All is not lost for Anugwom. The Home Secretary has the power to make exceptions and the courts can also find that your situation is not covered by the rules but still be one in which the breach to his private and family life would be disproportionate. You can support Anugwom in his campaign to remain by signing and sharing this petition.
Private Life, Free Movement and the Border
His case has also given me pause for thought. Anugwom got in contact with me for help about a month back. He wanted legal advice which I couldn’t possibly give him, so I pointed him towards some law firms in London, where he now lives. What I didn’t do is share his amazement and anger that the UK felt he had no right to be here. I think that I must have become a bit inured to the cruelty of the situation. Fortunately for Anugwom, there are far more imaginative people than me out there. Friends and strangers who have heard about his situation have rallied round to campaign for him to stay. It’s a long shot, but I should definitely have tried.
It also made me realise something else: maintaining a border that selectively restricts the mobility of anybody not considered white is incompatible with a commitment to human rights. If we are to have a system of rights, then one of them must be the right to develop and enjoy private, familial and intimate relations in any way you see fit, as long as it’s not harmful to others. But people’s lives are messy. Plenty of adults are going to be in Anugwom’s position and discover that, contrary to the vast majority of people in similar situations, they want their intimate life to be somewhere other than the place of their birth. As a white European, it rarely occurs to me that there might be something to prevent me from, for example, getting a job in Lagos and relocating to Nigeria. It seems to me that, as the Americans would have it, it is one of my rights to pursue happiness.

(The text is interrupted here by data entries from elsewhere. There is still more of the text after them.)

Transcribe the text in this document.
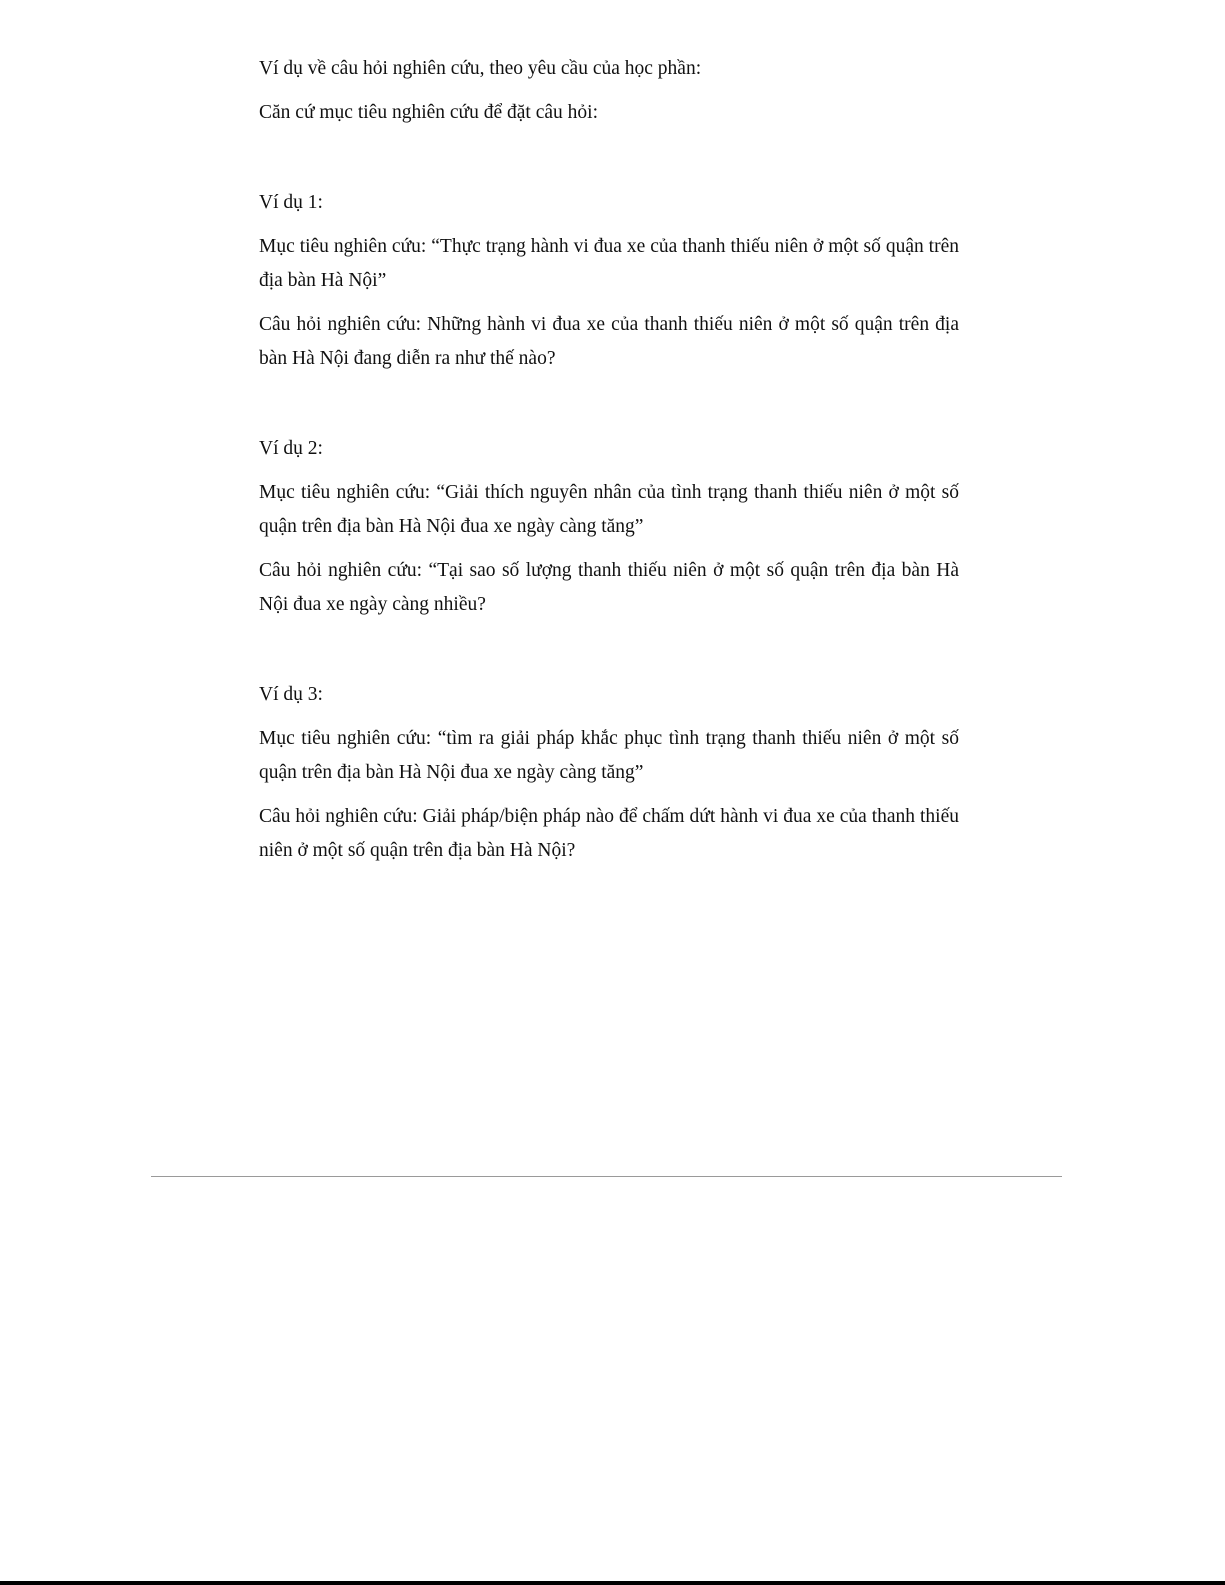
Ví dụ về câu hỏi nghiên cứu, theo yêu cầu của học phần:

Căn cứ mục tiêu nghiên cứu để đặt câu hỏi:

Ví dụ 1:

Mục tiêu nghiên cứu: “Thực trạng hành vi đua xe của thanh thiếu niên ở một số quận trên địa bàn Hà Nội”

Câu hỏi nghiên cứu: Những hành vi đua xe của thanh thiếu niên ở một số quận trên địa bàn Hà Nội đang diễn ra như thế nào?

Ví dụ 2:

Mục tiêu nghiên cứu: “Giải thích nguyên nhân của tình trạng thanh thiếu niên ở một số quận trên địa bàn Hà Nội đua xe ngày càng tăng”

Câu hỏi nghiên cứu: “Tại sao số lượng thanh thiếu niên ở một số quận trên địa bàn Hà Nội đua xe ngày càng nhiều?

Ví dụ 3:

Mục tiêu nghiên cứu: “tìm ra giải pháp khắc phục tình trạng thanh thiếu niên ở một số quận trên địa bàn Hà Nội đua xe ngày càng tăng”

Câu hỏi nghiên cứu: Giải pháp/biện pháp nào để chấm dứt hành vi đua xe của thanh thiếu niên ở một số quận trên địa bàn Hà Nội?
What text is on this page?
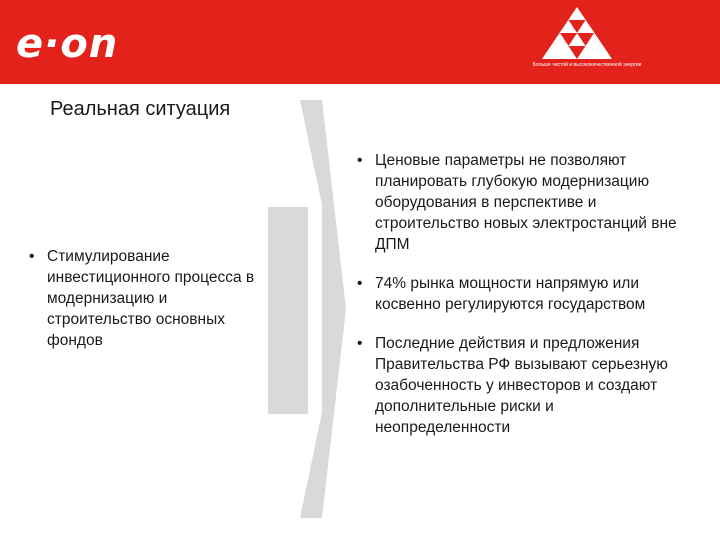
e·on	Больше чистой и высококачественной энергии
Реальная ситуация
• Стимулирование инвестиционного процесса в модернизацию и строительство основных фондов
• Ценовые параметры не позволяют планировать глубокую модернизацию оборудования в перспективе и строительство новых электростанций вне ДПМ
• 74% рынка мощности напрямую или косвенно регулируются государством
• Последние действия и предложения Правительства РФ вызывают серьезную озабоченность у инвесторов и создают дополнительные риски и неопределенности
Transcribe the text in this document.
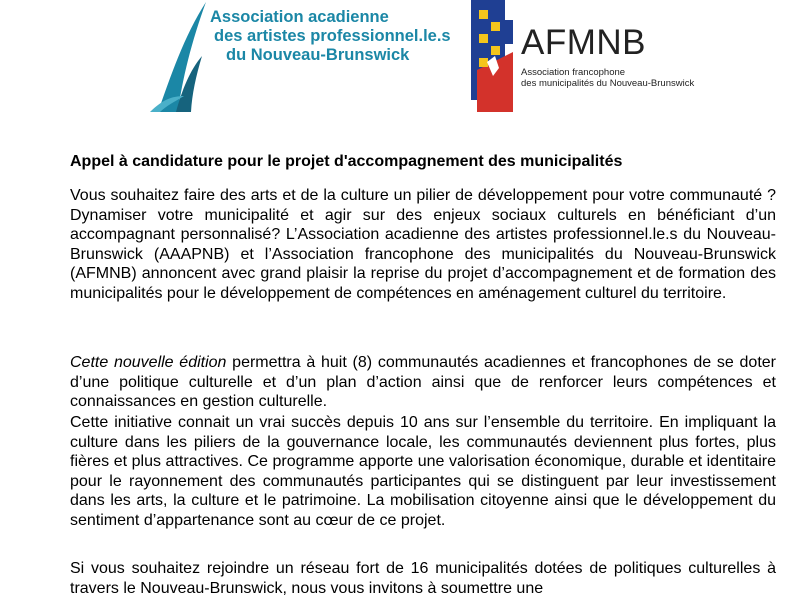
Association acadienne
des artistes professionnel.le.s
du Nouveau-Brunswick	AFMNB
Association francophone
des municipalités du Nouveau-Brunswick
Appel à candidature pour le projet d'accompagnement des municipalités
Vous souhaitez faire des arts et de la culture un pilier de développement pour votre communauté ? Dynamiser votre municipalité et agir sur des enjeux sociaux culturels en bénéficiant d’un accompagnant personnalisé? L’Association acadienne des artistes professionnel.le.s du Nouveau-Brunswick (AAAPNB) et l’Association francophone des municipalités du Nouveau-Brunswick (AFMNB) annoncent avec grand plaisir la reprise du projet d’accompagnement et de formation des municipalités pour le développement de compétences en aménagement culturel du territoire.
Cette nouvelle édition permettra à huit (8) communautés acadiennes et francophones de se doter d’une politique culturelle et d’un plan d’action ainsi que de renforcer leurs compétences et connaissances en gestion culturelle.
Cette initiative connait un vrai succès depuis 10 ans sur l’ensemble du territoire. En impliquant la culture dans les piliers de la gouvernance locale, les communautés deviennent plus fortes, plus fières et plus attractives. Ce programme apporte une valorisation économique, durable et identitaire pour le rayonnement des communautés participantes qui se distinguent par leur investissement dans les arts, la culture et le patrimoine. La mobilisation citoyenne ainsi que le développement du sentiment d’appartenance sont au cœur de ce projet.
Si vous souhaitez rejoindre un réseau fort de 16 municipalités dotées de politiques culturelles à travers le Nouveau-Brunswick, nous vous invitons à soumettre une
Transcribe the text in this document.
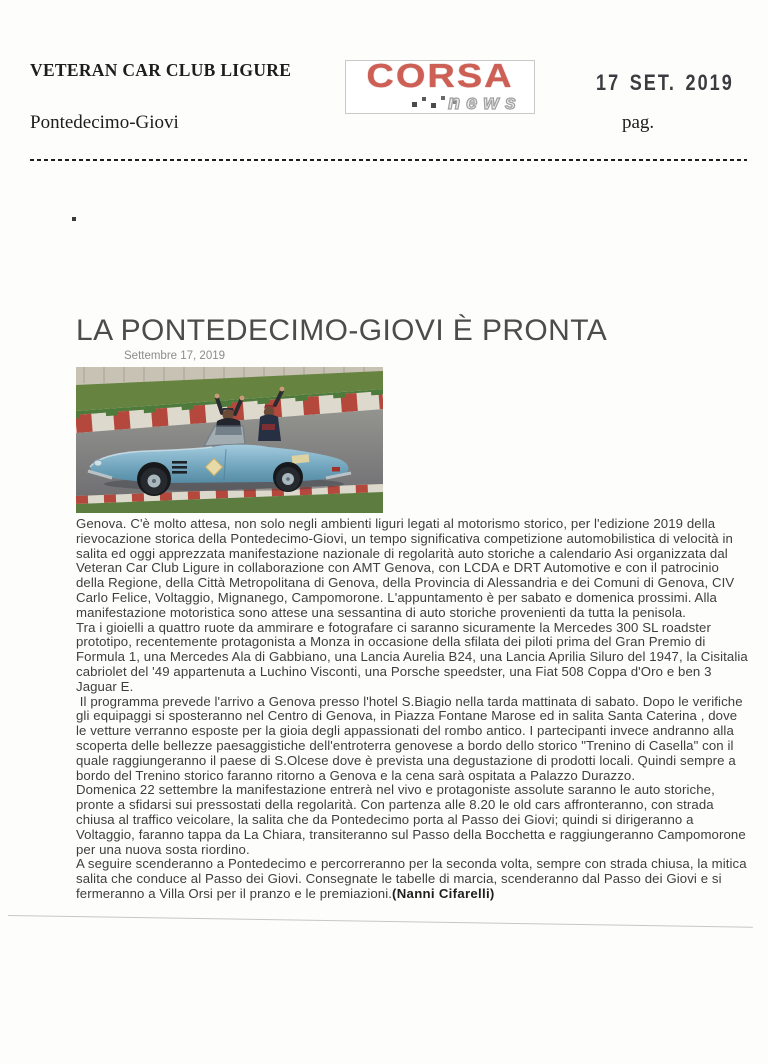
VETERAN CAR CLUB LIGURE	CORSA
news
17 SET. 2019
Pontedecimo-Giovi	pag.
LA PONTEDECIMO-GIOVI È PRONTA
Settembre 17, 2019

Genova. C'è molto attesa, non solo negli ambienti liguri legati al motorismo storico, per l'edizione 2019 della rievocazione storica della Pontedecimo-Giovi, un tempo significativa competizione automobilistica di velocità in salita ed oggi apprezzata manifestazione nazionale di regolarità auto storiche a calendario Asi organizzata dal Veteran Car Club Ligure in collaborazione con AMT Genova, con LCDA e DRT Automotive e con il patrocinio della Regione, della Città Metropolitana di Genova, della Provincia di Alessandria e dei Comuni di Genova, CIV Carlo Felice, Voltaggio, Mignanego, Campomorone. L'appuntamento è per sabato e domenica prossimi. Alla manifestazione motoristica sono attese una sessantina di auto storiche provenienti da tutta la penisola.

Tra i gioielli a quattro ruote da ammirare e fotografare ci saranno sicuramente la Mercedes 300 SL roadster prototipo, recentemente protagonista a Monza in occasione della sfilata dei piloti prima del Gran Premio di Formula 1, una Mercedes Ala di Gabbiano, una Lancia Aurelia B24, una Lancia Aprilia Siluro del 1947, la Cisitalia cabriolet del '49 appartenuta a Luchino Visconti, una Porsche speedster, una Fiat 508 Coppa d'Oro e ben 3 Jaguar E.

Il programma prevede l'arrivo a Genova presso l'hotel S.Biagio nella tarda mattinata di sabato. Dopo le verifiche gli equipaggi si sposteranno nel Centro di Genova, in Piazza Fontane Marose ed in salita Santa Caterina , dove le vetture verranno esposte per la gioia degli appassionati del rombo antico. I partecipanti invece andranno alla scoperta delle bellezze paesaggistiche dell'entroterra genovese a bordo dello storico "Trenino di Casella" con il quale raggiungeranno il paese di S.Olcese dove è prevista una degustazione di prodotti locali. Quindi sempre a bordo del Trenino storico faranno ritorno a Genova e la cena sarà ospitata a Palazzo Durazzo.

Domenica 22 settembre la manifestazione entrerà nel vivo e protagoniste assolute saranno le auto storiche, pronte a sfidarsi sui pressostati della regolarità. Con partenza alle 8.20 le old cars affronteranno, con strada chiusa al traffico veicolare, la salita che da Pontedecimo porta al Passo dei Giovi; quindi si dirigeranno a Voltaggio, faranno tappa da La Chiara, transiteranno sul Passo della Bocchetta e raggiungeranno Campomorone per una nuova sosta riordino.

A seguire scenderanno a Pontedecimo e percorreranno per la seconda volta, sempre con strada chiusa, la mitica salita che conduce al Passo dei Giovi. Consegnate le tabelle di marcia, scenderanno dal Passo dei Giovi e si fermeranno a Villa Orsi per il pranzo e le premiazioni.(Nanni Cifarelli)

It seems to me, that European countries need to look the problem squarely in the face and make a choice between three positions. The first is to maintain the border by etiolating the commitment to rights to such an extent that they are purely nominal. That’s the way the law has gone with the right to a private and family life. The second is to maintain a commitment to the universality of human rights by denying humanity to anybody racialised as other. That’s the unspoken myth that allows Europe to maintain its conception of itself as the enlightened, progressive ones committed to universal human rights. The last is to reaffirm a commitment to the humanity of all and to the rights of all by recognising that freedom of movement is, regardless of the colour of your skin, one of your fundamental human rights.